E' altresì indubbio che, all'esito delle indagini, l'addebito di concussione al T. - riportato dal quotidiano La Repubblica nell'aprile precedente - è risultato non rispondente al vero, pur se lecitamente pubblicato in precedenza, sulla base delle conoscenze acquisite a quella data.
Ricorrevano quindi gli estremi previsti dalla legge per poter formulare la richiesta di rettifica, che il direttore del periodico era tenuto ad accogliere, salvo che avesse dimostrato il ricorrere di alcuna delle circostanze in presenza delle quali la legge autorizza a non dare corso alla domanda.
La circostanza menzionata dalla sentenza impugnata, cioè la liceità della pubblicazione della notizia, è irrilevante, nei casi in cui le notizie pubblicate risultino successivamente non veritiere, come nel caso di specie.
Vale a dire, allorchè la liceità si ricolleghi non alla verità oggettiva della notizia, ma a quanto di tale verità emerge alla data della pubblicazione (c.d. verità putativa), in forza della scriminante del diritto di cronaca, detta liceità non può considerarsi di ostacolo al diritto dell'interessato di ristabilire, tramite la rettifica, l'effettiva realtà delle cose che sia stata successivamente accertata.
Al contrario, proprio il fatto che l'esercizio del diritto di cronaca può autorizzare la pubblicazione di vicende di cui non sia stata ancora accertata la completa corrispondenza al vero, impone di dare la più ampia possibilità di espressione al diritto di rettifica dell'interessato, affinchè l'interesse pubblico alla conoscenza immediata dei fatti non venga a sacrificare ingiustificatamente ed oltre misura l'interesse individuale a che siano pubblicate solo le notizie incontestabilmente accertate come vere.
L'eccezione dei resistenti secondo cui il motivo di ricorso sarebbe irrilevante perchè inidoneo ad influire sul dispositivo della sentenza impugnata deve essere disattesa.
Non si può a priori escludere, infatti, che la tempestiva pubblicazione della rettifica avrebbe potuto limitare i danni conseguenti all'iniziale pubblicazione, e gli odierni ricorrenti hanno dedotto il fatto fra le premesse idonee a giustificare la loro richiesta di risarcimento.

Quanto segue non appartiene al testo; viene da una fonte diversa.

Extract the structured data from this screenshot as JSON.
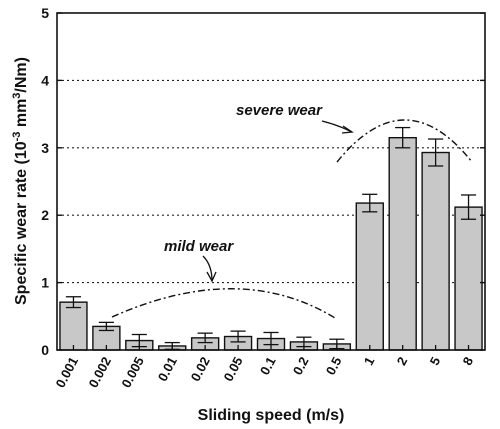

5.- In accoglimento del primo motivo di ricorso, la sentenza impugnata deve essere cassata, con rinvio della causa alla Corte di appello di Napoli, in diversa composizione, affinchè decida la controversia uniformandosi ai seguenti principi di diritto:
"La L. n. 47 del 1948, art. 8, sulla stampa, così come modificato dalla L. 5 agosto 1981, n. 416, art. 42, attribuisce al soggetto il diritto di rettifica delle notizie pubblicate sui mezzi di informazione, in tutti i casi in cui si tratti di notizie non vere o che l'interessato ritenga lesive dei propri diritti all'onore, alla reputazione o all'identità personale.
L'attuazione del diritto alla rettifica non è rimessa alla discrezionale valutazione del direttore del mezzo di informazione, ma deve avere corso in tutti i casi in cui ne ricorrano i presupposti, con i soli limiti stabiliti dalla legge stessa.
"L'accertata liceità della pubblicazione della notizia di cui si chiede la rettifica - trattandosi di notizia rispondente alle conoscenze acquisite fino a quel momento e ricorrendo gli estremi del diritto di cronaca - non fa venir meno l'obbligo di pubblicare la rettifica dell'interessato, qualora la relativa domanda sia diretta a far valere l'avvenuto accertamento dei fatti in termini diversi da quelli in precedenza pubblicati, dovendo la verità reale prevalere sulla verità putativa". 6.- Il giudice di rinvio deciderà anche sulle spese del presente giudizio.
P.Q.M.
La Corte di cassazione accoglie il primo motivo di ricorso e rigetta gli altri motivi.
Cassa la sentenza impugnata in relazione al motivo accolto e rinvia la causa alla Corte di appello di Napoli, in diversa composizione, la quale deciderà anche sulle spese del giudizio di cassazione.